Two and a half years after I started, I left the job. I realised a lot of things in the run up to my thirtieth birthday. Amongst these things was the importance of taking notice of myself. I noticed that commuting to Canary Wharf from North London was making me incredibly angry. Every morning and every evening my heart would race and I started to mutter, at first quietly and at last very loudly to all the rude people who pushed and shoved me. I found myself saying loudly “AM I INVISIBLE?” when people walked at me, expecting me to jump out of their way, or when people crowded onto the train not letting me get off first. I found myself saying it over and over in my head. It made me sad because I realised that doing that every day did make me feel invisible. I was living a bit of a compromise. I was in a job I didn’t really care for in a field that was utterly unconnected to any of my real life interests. But I did it because I did need a job and being unemployed in London scared me, I had a very high threshold for crap I could put up with because being unemployed was worse. Things shifted and with the unwavering, lovely support of my special gentleman friend, I finally realised long after everybody else in my life that I needed to get a new job.
After I realised this I was ready to leave and the frustration just grew and grew. I channelled a lot of energy into looking for new jobs and spent a lot of evenings writing application forms and cover letters. After my first rejection email I felt validated. I felt like had things been different that day I could have got a phone call asking me to an interview instead of an emailing telling me I wasn’t right for the job. The application forms weren’t going nowhere, at least someone was reading them. I was a name on a list to be struck through, this was progress at least.
From the outside it didn’t take too long to get my new job but it felt longer. I remember just before it happened I daydreamed that perhaps within 4 to 6 weeks I could be moving on. I think it was 6 weeks. I had an interview, I liked the office and the people and I was offered a new job. At this point all of my frustrations about where I had been working for the past two and a half years were in sharp focus. My growing hatred and anxiety of commuting on the tube each day was amplified. I found myself stressed at work, so very keen to move on and on the verge of tears or panic attacks on the tube because of people shoving and pushing, or walking at me and expecting me to get out the way, taking me over because I wasn’t rushing fast enough from the Jubilee Line to the Northern Line at London Bridge (I’ll probably have nightmares about those tunnels full of angry men rushing into the opposite direction to me). Leaving is always complicated. Whatever sort of leaving you’re talking about. I found I had to stop myself from being too pleased to be leaving because I liked the people I worked with and I didn’t want to offend them. In my last week I did let slip a few times though and I felt loose and happy as I felt with each day how I would be leaving and how the acronyms and the regulations and the shortcuts would no longer matter, even in the small way they seemed to. I wouldn’t have to get the tube to my new job. I wouldn’t have to fight my way between platforms at Bank or London Bridge against crowds most often going in the opposite direction. On my last morning commute someone pushed passed me so forcefully they ripped my headphone cable out of my phone, to which I said rather loudly “THANKS FOR UNPLUGGING MY PHONE YOU ARSEHOLE” Of course people looked around at me and I muttered angrily as I sauntered off in the other direction. I do regret saying that but it seems a bit too perfect that this would happen on my last morning commute. On my last afternoon commute I was so happy I got a friend to take the picture above of me swearing outside Canary Wharf station.

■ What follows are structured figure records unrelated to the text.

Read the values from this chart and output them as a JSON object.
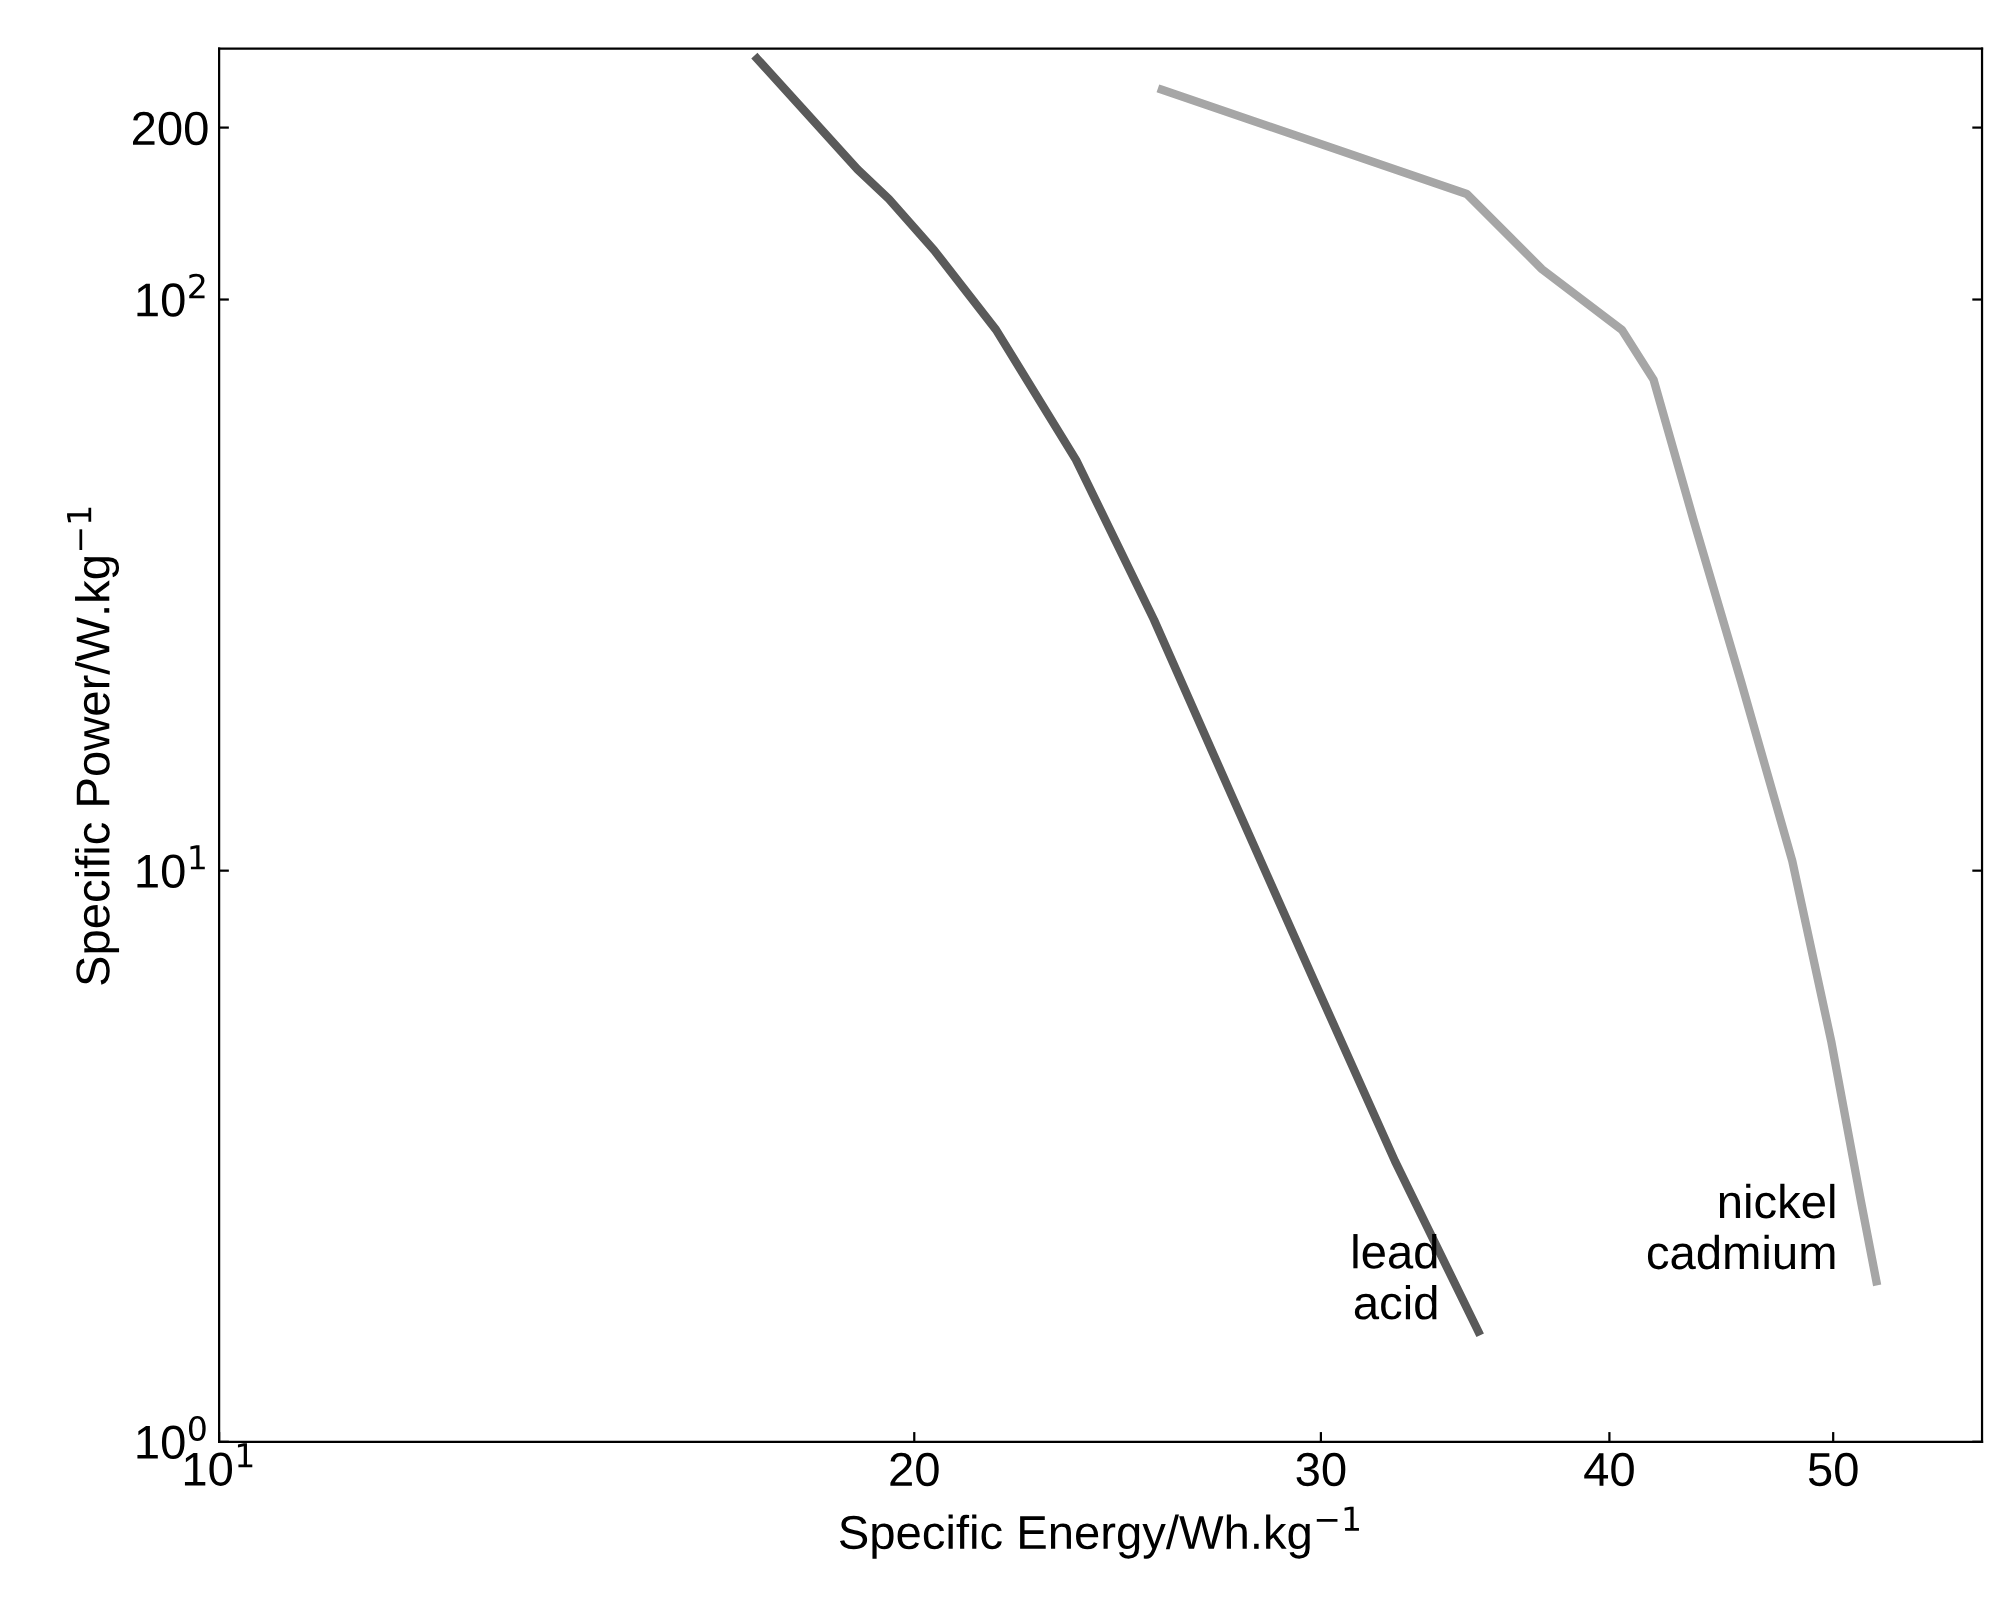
{
  "chart_data": {
    "type": "line",
    "xlabel": "Specific Energy/Wh.kg$^{−1}$",
    "ylabel": "Specific Power/W.kg$^{−1}$",
    "log": "xy",
    "grid": false,
    "legend": false,
    "marker": "none",
    "line_style": "solid",
    "xlim": [
      10,
      58
    ],
    "ylim": [
      1,
      275
    ],
    "xticks": [
      {
        "value": 10,
        "label": "10$^{1}$"
      },
      20,
      30,
      40,
      50
    ],
    "yticks": [
      {
        "value": 1,
        "label": "10$^{0}$"
      },
      {
        "value": 10,
        "label": "10$^{1}$"
      },
      {
        "value": 100,
        "label": "10$^{2}$"
      },
      200
    ],
    "series": [
      {
        "name": "lead\nacid",
        "color": "#5a5a5a",
        "x": [
          17.1,
          18.9,
          19.5,
          20.4,
          21.7,
          23.5,
          25.4,
          27.5,
          29.8,
          32.3,
          35.1
        ],
        "values": [
          264,
          169,
          150,
          122,
          88.5,
          52.4,
          27.5,
          13.3,
          6.41,
          3.1,
          1.56
        ]
      },
      {
        "name": "nickel\ncadmium",
        "color": "#a6a6a6",
        "x": [
          25.6,
          34.7,
          37.4,
          40.5,
          41.8,
          43.5,
          45.6,
          48.0,
          49.9,
          51.4,
          52.2
        ],
        "values": [
          233,
          153,
          113,
          88.5,
          72.4,
          41.1,
          21.5,
          10.4,
          5.03,
          2.64,
          1.91
        ]
      }
    ]
  }
}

I don’t want to say anything about my new job. Only that it’s a bit more me and I already feel like it’s a step towards what I want to do later on, however that happens. I know it’s unrealistic to say it and idealistic, but please don’t put up with things for longer than you have to, like I did. Especially if those things are making you deeply unhappy and making you not really recognise yourself (calling strangers “ARSEHOLES” on the tube isn’t very “me”). At the moment I feel a little like having a job I don’t hate is a luxury and you deserve that as much as everyone else. Whether it’s your job or relationship or living situation, if you know deep down you’re not happy with it (which you do) please take steps to change it, you’ll thank yourself later and you can celebrate leaving like I did by just fucking off and never going back.